Droit 6 : Le droit à un milieu de vie sécuritaire

Pour les personnes âgées, la sécurité est une source importante de préoccupation. Elles peuvent être victimes de violence physique, psychologique, matérielle et financière. Elles cherchent à assurer leur sécurité contre ces diverses formes de violence dans leurs milieux de vie. Pour leur assurer cette sécurité, il importe de leur donner accès à des ressources qui leur permettent de développer des réflexes d’autodéfense et de dénoncer la maltraitance et l’intimidation.

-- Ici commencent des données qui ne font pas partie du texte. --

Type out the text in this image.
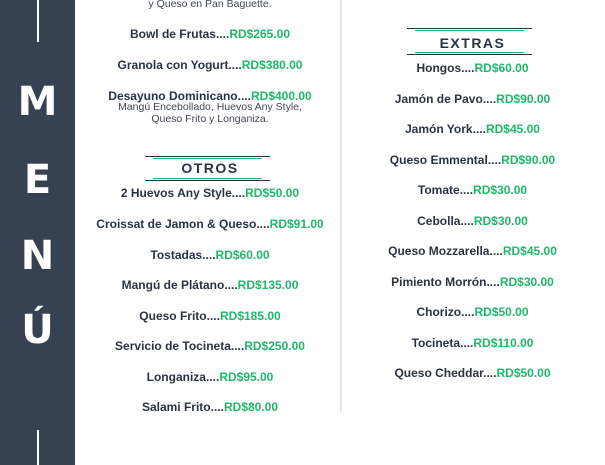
M
E
N
Ú
y Queso en Pan Baguette.
Bowl de Frutas....RD$265.00
Granola con Yogurt....RD$380.00
Desayuno Dominicano....RD$400.00
Mangú Encebollado, Huevos Any Style,
Queso Frito y Longaniza.
OTROS
2 Huevos Any Style....RD$50.00
Croissat de Jamon & Queso....RD$91.00
Tostadas....RD$60.00
Mangú de Plátano....RD$135.00
Queso Frito....RD$185.00
Servicio de Tocineta....RD$250.00
Longaniza....RD$95.00
Salami Frito....RD$80.00
EXTRAS
Hongos....RD$60.00
Jamón de Pavo....RD$90.00
Jamón York....RD$45.00
Queso Emmental....RD$90.00
Tomate....RD$30.00
Cebolla....RD$30.00
Queso Mozzarella....RD$45.00
Pimiento Morrón....RD$30.00
Chorizo....RD$50.00
Tocineta....RD$110.00
Queso Cheddar....RD$50.00
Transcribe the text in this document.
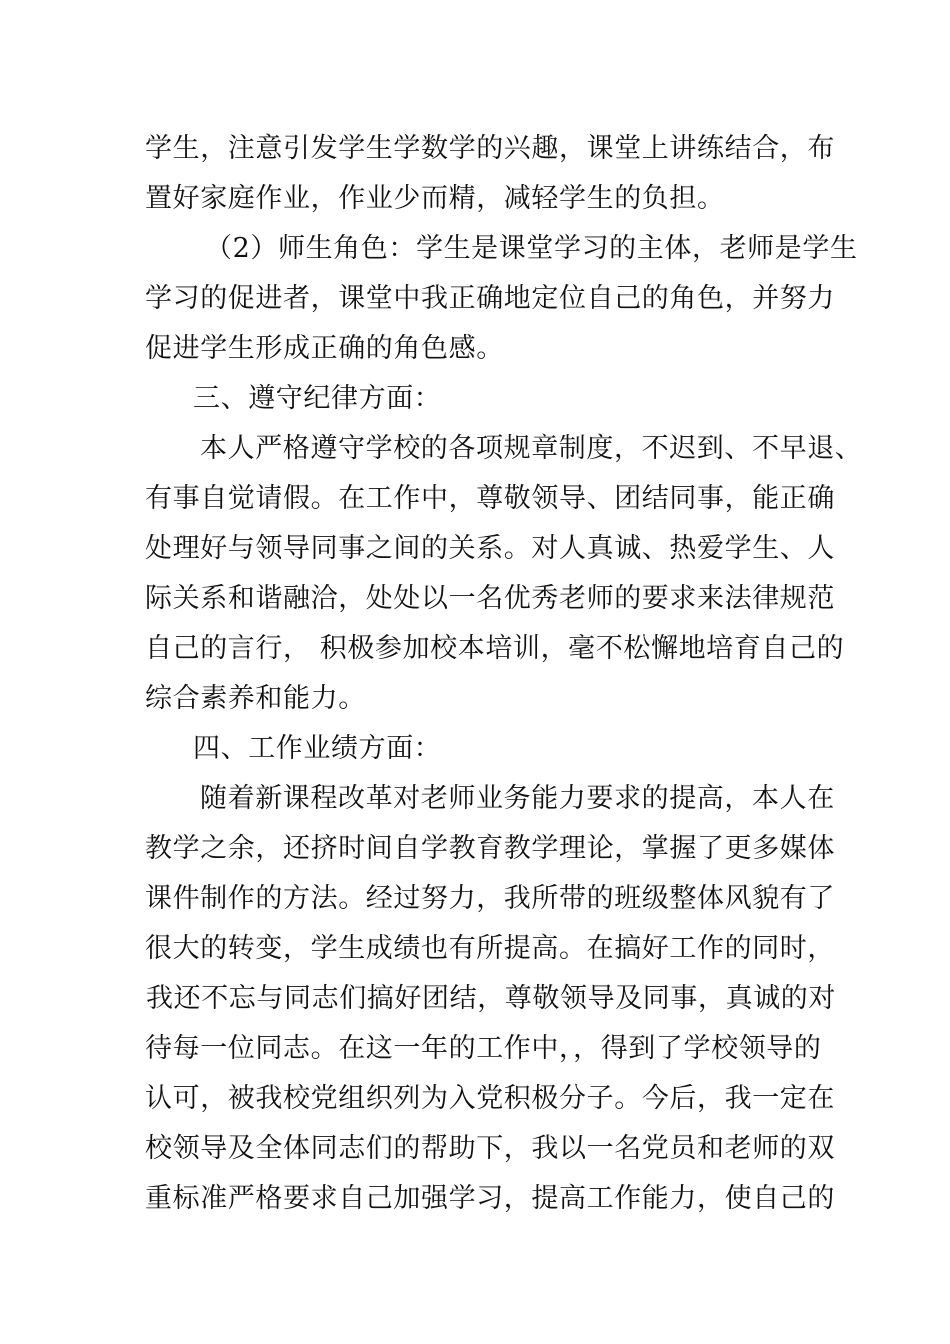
学生，注意引发学生学数学的兴趣，课堂上讲练结合，布
置好家庭作业，作业少而精，减轻学生的负担。
（2）师生角色：学生是课堂学习的主体，老师是学生
学习的促进者，课堂中我正确地定位自己的角色，并努力
促进学生形成正确的角色感。
三、遵守纪律方面：
本人严格遵守学校的各项规章制度，不迟到、不早退、
有事自觉请假。在工作中，尊敬领导、团结同事，能正确
处理好与领导同事之间的关系。对人真诚、热爱学生、人
际关系和谐融洽，处处以一名优秀老师的要求来法律规范
自己的言行， 积极参加校本培训，毫不松懈地培育自己的
综合素养和能力。
四、工作业绩方面：
随着新课程改革对老师业务能力要求的提高，本人在
教学之余，还挤时间自学教育教学理论，掌握了更多媒体
课件制作的方法。经过努力，我所带的班级整体风貌有了
很大的转变，学生成绩也有所提高。在搞好工作的同时，
我还不忘与同志们搞好团结，尊敬领导及同事，真诚的对
待每一位同志。在这一年的工作中，，得到了学校领导的
认可，被我校党组织列为入党积极分子。今后，我一定在
校领导及全体同志们的帮助下，我以一名党员和老师的双
重标准严格要求自己加强学习，提高工作能力，使自己的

En 2010, préoccupée par la sécurité des aînés, l’AQDR produisait la trousse SOS Abus visant à prévenir les abus et la maltraitance envers les personnes aînées. En novembre 2018, l’AQDR poursuivait la sensibilisation de la population en lançant le guide Prévenir et contrer l’intimidation, même chez les personnes aînées. Ces deux outils se retrouvent sur le site www.aqdr.org.

Droit 7 : Le droit à une participation sociale et citoyenne à part entière

La participation sociale peut prendre plusieurs formes : s’éduquer, s’occuper de ses enfants ou petits-enfants, visiter des ami-e-s ou des voisin-e-s, faire du bénévolat dans un organisme communautaire, etc. Quant à la participation citoyenne, elle passe par l’expression de son point de vue dans des lieux publics, par la participation électorale et par l’implication dans la vie communautaire. Être actif socialement et participer à la vie citoyenne engendre des bienfaits sur la santé physique, mentale et émotionnelle des personnes aînées en plus de contribuer à la vitalité de la communauté.

Droit 8 : Le droit au plein accès au marché du travail et à la conciliation travail-retraite

La retraite ne signifie pas toujours quitter le marché du travail. Plusieurs aîné-e-s décident de retourner sur le marché de l’emploi par plaisir, pour combler un besoin d’accomplissement ou parce que leurs revenus sont insuffisants. Dans un contexte de pénurie de main-d’œuvre, il est de plus en plus opportun que le gouvernement et les entreprises facilitent le maintien au travail des travailleuses et travailleurs plus âgés et profitent ainsi de leur expertise.

Droit 9 : Le droit à l’accès à l’éducation et à la formation culturelle

La capacité d’accéder au savoir et d’apprendre est devenue essentielle pour se maintenir à niveau dans un monde où l’acquisition de nouvelles connaissances et les changements technologiques s’accélèrent. Afin de conserver leur autonomie et de favoriser une participation active au sein de la communauté, il est important de s’assurer que les aîné-e-s aient accès aux activités culturelles qui leur conviennent et qu’elles et ils puissent accéder au savoir et apprendre tout au long de leur vie.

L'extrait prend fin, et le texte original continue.